Scientists hope Euclid telescope will reveal mysteries of dark matter

Both dark energy and dark matter are invisible and astronomers have only been able to infer their existence by measuring their influence on the behaviour of stars and galaxies.

“We cannot say we understand the universe if the nature of these dark components remains a mystery,” said astrophysicist Prof Andy Taylor of Edinburgh University. “That is why Euclid is so important.”

Taylor added that UK scientists had played a key role in designing and building the probe. For example, one of its two main instruments, the craft’s Vis imager, was mostly built in the UK. “We thought what would be the biggest, most fundamentally important project we could do?” Taylor said. “The answer was Euclid, which has now been designed, built and is ready for launch.”

Euclid was intended to be launched last year on a Russian Soyuz rocket. However, after the invasion of Ukraine, the European Space Agency ended its cooperation with the Russian space agency, Roscosmos, and instead signed a deal to use a Falcon 9 rocket from Elon Musk’s SpaceX company.

Scheduled for launch on 1 July, Euclid will take a month to cross the solar system to its destination 1.5 million km from Earth at a position known as the second Lagrange point. Here the craft will be able to peer out into deep space with the sun, Earth and moon behind it.

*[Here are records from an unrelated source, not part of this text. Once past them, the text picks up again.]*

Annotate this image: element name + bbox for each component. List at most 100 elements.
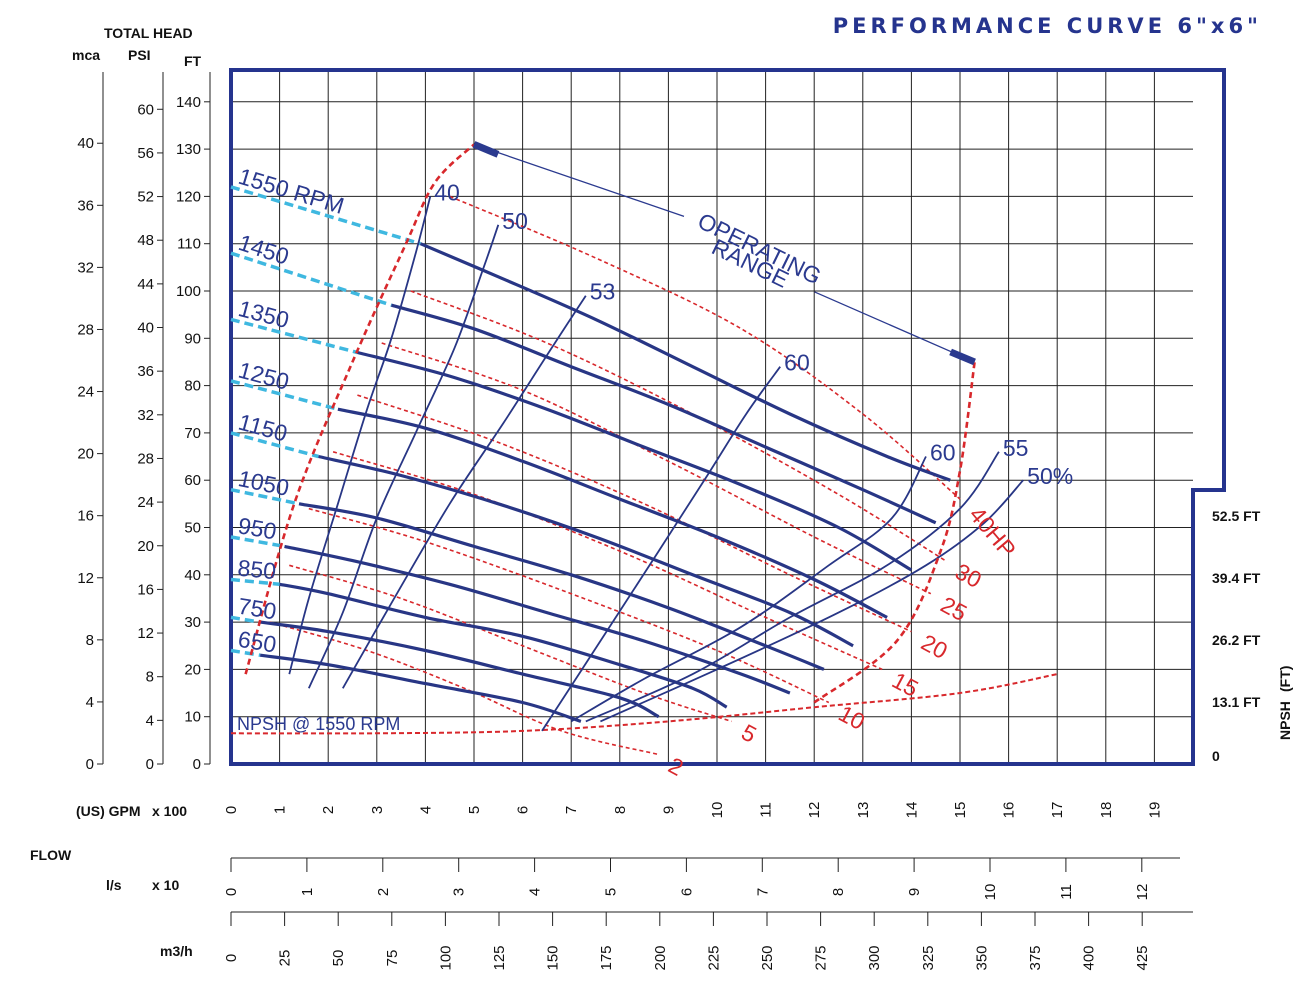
ls-tick-label: 8 bbox=[830, 888, 847, 896]
efficiency-label-50%: 50% bbox=[1027, 463, 1073, 489]
efficiency-label-55: 55 bbox=[1003, 435, 1029, 461]
gpm-tick-label: 7 bbox=[563, 806, 580, 814]
mca-tick-label: 0 bbox=[86, 756, 94, 773]
npsh-curve bbox=[230, 673, 1058, 735]
ft-tick-label: 60 bbox=[184, 472, 201, 489]
total-head-label: TOTAL HEAD bbox=[104, 25, 193, 41]
operating-range-right-boundary bbox=[813, 361, 976, 704]
ls-tick-label: 10 bbox=[982, 884, 999, 901]
power-curve-15 bbox=[332, 451, 883, 671]
gpm-tick-label: 12 bbox=[806, 802, 823, 819]
mca-tick-label: 12 bbox=[77, 570, 94, 587]
speed-curve-1450 bbox=[390, 303, 937, 525]
grid bbox=[231, 70, 1193, 764]
ft-tick-label: 50 bbox=[184, 520, 201, 537]
npsh-ticks: 52.5 FT 39.4 FT 26.2 FT 13.1 FT 0 bbox=[1212, 508, 1261, 764]
power-curve-10 bbox=[308, 507, 830, 704]
psi-tick-label: 32 bbox=[137, 407, 154, 424]
m3h-tick-label: 375 bbox=[1027, 945, 1044, 970]
mca-tick-label: 32 bbox=[77, 259, 94, 276]
mca-tick-label: 8 bbox=[86, 632, 94, 649]
psi-tick-label: 8 bbox=[146, 669, 154, 686]
m3h-tick-label: 175 bbox=[598, 945, 615, 970]
speed-curve-1150 bbox=[318, 454, 854, 648]
speed-extension-1550 RPM bbox=[230, 185, 422, 246]
m3h-tick-label: 0 bbox=[223, 954, 240, 962]
ls-tick-label: 1 bbox=[299, 888, 316, 896]
mca-axis-label: mca bbox=[72, 47, 100, 63]
power-curve-5 bbox=[289, 564, 732, 723]
psi-tick-label: 40 bbox=[137, 320, 154, 337]
ft-tick-label: 120 bbox=[176, 188, 201, 205]
m3h-tick-label: 125 bbox=[491, 945, 508, 970]
gpm-ticks: 0 1 2 3 4 5 6 7 8 9 10 11 12 13 14 15 16 17 18 19 bbox=[223, 802, 1163, 819]
efficiency-curve-50 bbox=[307, 224, 500, 689]
speed-curve-750 bbox=[259, 620, 660, 719]
ft-axis-label: FT bbox=[184, 53, 202, 69]
speed-curve-1050 bbox=[298, 502, 825, 671]
gpm-tick-label: 16 bbox=[1001, 802, 1018, 819]
ft-tick-label: 110 bbox=[177, 236, 201, 253]
ft-tick-label: 10 bbox=[184, 709, 201, 726]
npsh-curve-line bbox=[230, 673, 1058, 735]
m3h-tick-label: 425 bbox=[1134, 945, 1151, 970]
m3h-axis-label: m3/h bbox=[160, 943, 193, 959]
ls-tick-label: 9 bbox=[906, 888, 923, 896]
power-label-30: 30 bbox=[951, 558, 986, 593]
ft-tick-label: 100 bbox=[176, 283, 201, 300]
speed-extension-1450 bbox=[230, 251, 392, 307]
npsh-tick-label: 26.2 FT bbox=[1212, 632, 1261, 648]
npsh-axis-label: NPSH bbox=[1277, 701, 1293, 740]
m3h-tick-label: 100 bbox=[437, 945, 454, 970]
npsh-tick-label: 13.1 FT bbox=[1212, 694, 1261, 710]
ls-multiplier: x 10 bbox=[152, 877, 179, 893]
power-curves bbox=[269, 195, 961, 756]
psi-tick-label: 16 bbox=[137, 581, 154, 598]
efficiency-curve-60 bbox=[570, 456, 927, 723]
gpm-tick-label: 14 bbox=[903, 802, 920, 819]
power-label-15: 15 bbox=[888, 667, 923, 702]
speed-curve-1550 RPM bbox=[419, 242, 951, 482]
m3h-tick-label: 25 bbox=[277, 950, 294, 967]
psi-tick-label: 0 bbox=[146, 756, 154, 773]
curve-labels: 1550 RPM14501350125011501050950850750650… bbox=[235, 163, 1073, 781]
efficiency-label-40: 40 bbox=[434, 179, 460, 205]
gpm-tick-label: 13 bbox=[855, 802, 872, 819]
mca-tick-label: 20 bbox=[77, 446, 94, 463]
ls-tick-label: 6 bbox=[678, 888, 695, 896]
speed-curve-1350 bbox=[357, 350, 913, 572]
speed-label-850: 850 bbox=[237, 555, 278, 585]
power-label-2: 2 bbox=[664, 752, 688, 781]
speed-extension-750 bbox=[230, 615, 261, 624]
power-label-5: 5 bbox=[737, 719, 761, 748]
psi-tick-label: 60 bbox=[137, 101, 154, 118]
gpm-tick-label: 2 bbox=[320, 806, 337, 814]
operating-range-line bbox=[473, 143, 975, 363]
m3h-tick-label: 200 bbox=[652, 945, 669, 970]
power-curve-25 bbox=[381, 342, 932, 595]
speed-label-1150: 1150 bbox=[236, 409, 291, 447]
gpm-tick-label: 18 bbox=[1098, 802, 1115, 819]
chart-title: PERFORMANCE CURVE 6"x6" bbox=[833, 14, 1262, 38]
gpm-tick-label: 9 bbox=[660, 806, 677, 814]
psi-tick-label: 4 bbox=[146, 712, 154, 729]
ls-axis-label: l/s bbox=[106, 877, 122, 893]
ft-tick-label: 80 bbox=[184, 378, 201, 395]
flow-label: FLOW bbox=[30, 847, 72, 863]
power-label-20: 20 bbox=[917, 629, 952, 664]
ls-tick-label: 12 bbox=[1134, 884, 1151, 901]
gpm-tick-label: 15 bbox=[952, 802, 969, 819]
speed-extension-1250 bbox=[230, 379, 339, 411]
mca-tick-label: 36 bbox=[77, 197, 94, 214]
mca-tick-label: 28 bbox=[77, 321, 94, 338]
gpm-tick-label: 1 bbox=[272, 806, 289, 814]
ls-tick-label: 4 bbox=[527, 888, 544, 896]
speed-curve-1250 bbox=[337, 407, 888, 619]
psi-tick-label: 52 bbox=[137, 189, 154, 206]
m3h-tick-label: 275 bbox=[813, 945, 830, 970]
m3h-tick-label: 250 bbox=[759, 945, 776, 970]
m3h-tick-label: 350 bbox=[973, 945, 990, 970]
efficiency-label-60: 60 bbox=[930, 440, 956, 466]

The 2-tonne spacecraft will then begin its survey of the heavens.

“Euclid has the resolving power of the Hubble space telescope but will be able to survey a third of the night sky at the same time, so it will give us an incredibly detailed map of the heavens,” the astronomer Stephen Wilkins, of Sussex University, said.

Such precision will be crucial in uncovering the secrets of dark matter, which cannot be seen directly because it is most probably made up of particles that do not emit, reflect or absorb light, according to scientists. To get around this problem, Euclid will exploit a phenomenon known as gravitational lensing.

This will involve taking millions of images of galaxies. In some cases, light from these distant bodies will pass through dark matter on its journey towards Earth. When that happens, its gravitational field will stretch and deflect the path of the light. This is gravitational lensing and the distorted images it produces will provide key insights into the nature of the dark matter that is triggering them.

“Gravitational lensing produced by dark matter will tell us a great deal about what it is made of,” said Prof Mathilde Jouzac of Durham University. “It may be that dark matter is made up of light particles. If so, they will produce one kind of lensing. On the other hand, if dark matter is made of very large particles, that will produce a different set of lensing. This information will then help direct the search for dark matter particles on Earth.”

Then there is dark energy. “We will use Euclid to measure it in a different way,” Wilkins added. “We will peer further into the universe and further back in time and study how big it looks at different periods. In that way we can actually work out how the size of our universe is changing over time and understand when changes in its expansion rate occur.”

The end result of this work will be the creation of a history of how the universe has expanded over the past 10 billion years, a chronology that should reveal secrets that should help unravel the true nature of dark energy.

In this way, Euclid – named after the ancient Greek mathematician who is considered to be the father of geometry – will uncover the secrets of the dark universe, it is hoped.

“The point of Euclid is really to get the data that will allow us to start discriminating between which of the different ideas we have about the dark universe,” said Taylor. “Hopefully that will help us understand what fundamentally is really going on in the cosmos around us.”

• This article was amended on 19 June 2023 to correct a reference to the second Lagrange point, which is 1.5 million km, not 150 million km, from Earth.